Digital Spotlight is a creative digital agency that runs a great direct response campaign starting with a headline – “Google and Facebook beat the competition by working with mathematicians. So can you.” The rest of the copy precisely targets the pain points of their target audience and different CTAs are sprinkled all over.
Montara Wealth insurance company also does a great job with their direct response copy starting with the headline “We’ll secure your future without sacrificing your present”. Their homepage is a bright example of how you can use direct response copy to make the most of your homepage. CTAs are well distributed, and every line of copy is balanced, offers very clear and persuasive info, and inspires action.

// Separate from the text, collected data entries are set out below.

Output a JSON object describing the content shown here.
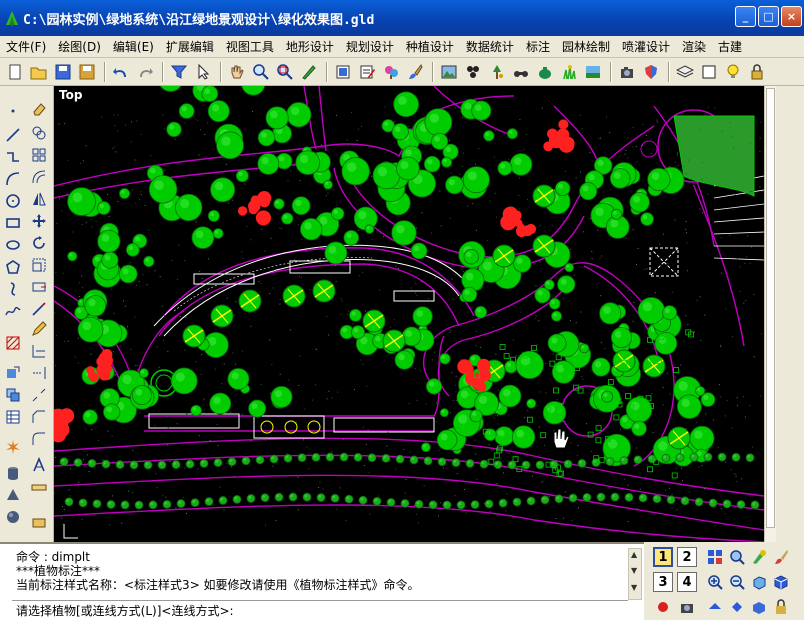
{
  "window": {
    "title": "C:\\园林实例\\绿地系统\\沿江绿地景观设计\\绿化效果图.gld",
    "buttons": {
      "minimize": "_",
      "maximize": "□",
      "close": "×"
    }
  },
  "menu": {
    "items": [
      "文件(F)",
      "绘图(D)",
      "编辑(E)",
      "扩展编辑",
      "视图工具",
      "地形设计",
      "规划设计",
      "种植设计",
      "数据统计",
      "标注",
      "园林绘制",
      "喷灌设计",
      "渲染",
      "古建"
    ]
  },
  "toolbar": {
    "icons": [
      "new-icon",
      "open-icon",
      "save-icon",
      "save-as-icon",
      "undo-icon",
      "redo-icon",
      "filter-icon",
      "select-icon",
      "pan-hand-icon",
      "zoom-realtime-icon",
      "zoom-window-icon",
      "zoom-extents-icon",
      "paint-icon",
      "edit-icon",
      "tree-brush-icon",
      "brush-icon",
      "picture-icon",
      "plant-icon",
      "tree-icon",
      "binoculars-icon",
      "teapot-icon",
      "grass-icon",
      "landscape-icon",
      "camera-icon",
      "shield-icon",
      "layers-icon",
      "color-icon",
      "bulb-icon",
      "lock-icon"
    ]
  },
  "canvas": {
    "view_label": "Top",
    "colors": {
      "background": "#000000",
      "path": "#c000c0",
      "tree": "#00cc00",
      "accent_red": "#ff2020",
      "accent_yellow": "#ffff00",
      "white": "#ffffff"
    }
  },
  "command": {
    "lines": [
      "命令 : dimplt",
      "***植物标注***",
      "当前标注样式名称：<标注样式3> 如要修改请使用《植物标注样式》命令。"
    ],
    "prompt": "请选择植物[或连线方式(L)]<连线方式>:"
  },
  "bottom_tools": {
    "view_buttons": [
      "1",
      "2",
      "3",
      "4"
    ]
  }
}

Westbourne College is an online course provider whose simple yet strong headline is based on thorough research of its target group. “Rewarding the Courage to Learn” addresses the target group’s hopes and manages to raise curiosity at the same time. It is followed by a simple and very common CTA “Learn More” that in the context of online learning courses actually fits perfectly and smoothly highlights the brand message.
Direct response marketing is one of the most effective content strategies but it is not the only one. Relying solely on direct response copy for your revenue without offering any other type of content will not earn you loyal consumers. Other approaches like storytelling, for example, are also necessary for establishing a relationship with your consumers.
Since direct response copywriters often resort to inspiring fear with the consumers as that is the most powerful emotion that easily sparks action, this sort of writing has often been the subject of ethical discussions. But, it is not the first time in the history of marketing that marketers use the power to manipulate human emotions for sales purposes, so there’s no reason for you to hesitate to employ this strategy for your business. At the end of the day, it all boils down to the copywriter’s skill and talent – some manage to write incredibly effective copies only by targeting pleasant emotions, others immediately point to the consumer’s most vulnerable spot. It is up to you to choose the direction that will be in line with your brand’s values and your overall content strategy. The results of direct response marketing campaigns are easily measured so you will quickly learn what kind of approach is best to take for your business.